There is a victorious trajectory to the Apostle Paul’s words in Ro 6:6., “We know that our old self was crucified with him in order that the body of sin might be brought to nothing, so that we would no longer be enslaved to sin.” Reading Calvin on this text recently was so heartening and union-with-Christ-centric:
“This old man, he says, is fastened to the cross of Christ, for by its power he is
slain: and he expressly referred to the cross, that he might more distinctly
show, that we cannot be otherwise put to death than by partaking of his
death. For I do not agree with those who think that he used the word
crucified, rather than dead, because he still lives, and is in some respects
vigorous. It is indeed a correct sentiment, but not suitable to this passage.
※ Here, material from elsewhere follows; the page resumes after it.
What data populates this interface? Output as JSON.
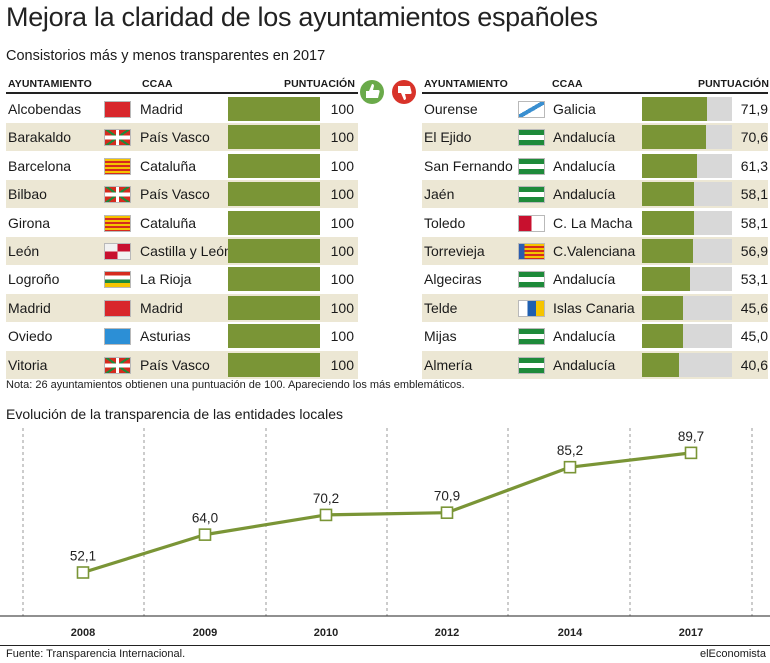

The body of sin, which he afterwards mentions, does not mean flesh and
bones, but the corrupted mass; for man, left to his own nature, is a mass
made up of sin.
He points out the end for which this destruction is effected, when he says,
so that we may no longer serve sin. It hence follows, that as long as we are
children of Adam, and nothing more than men, we are in bondage to sin,
that we can do nothing else but sin; but that being grafted in Christ, we are
delivered from this miserable thraldom; not that we immediately cease
entirely to sin, but that we become at last victorious in the contest” (Calvin’s Commentaries, Vol. XIX, 224-25).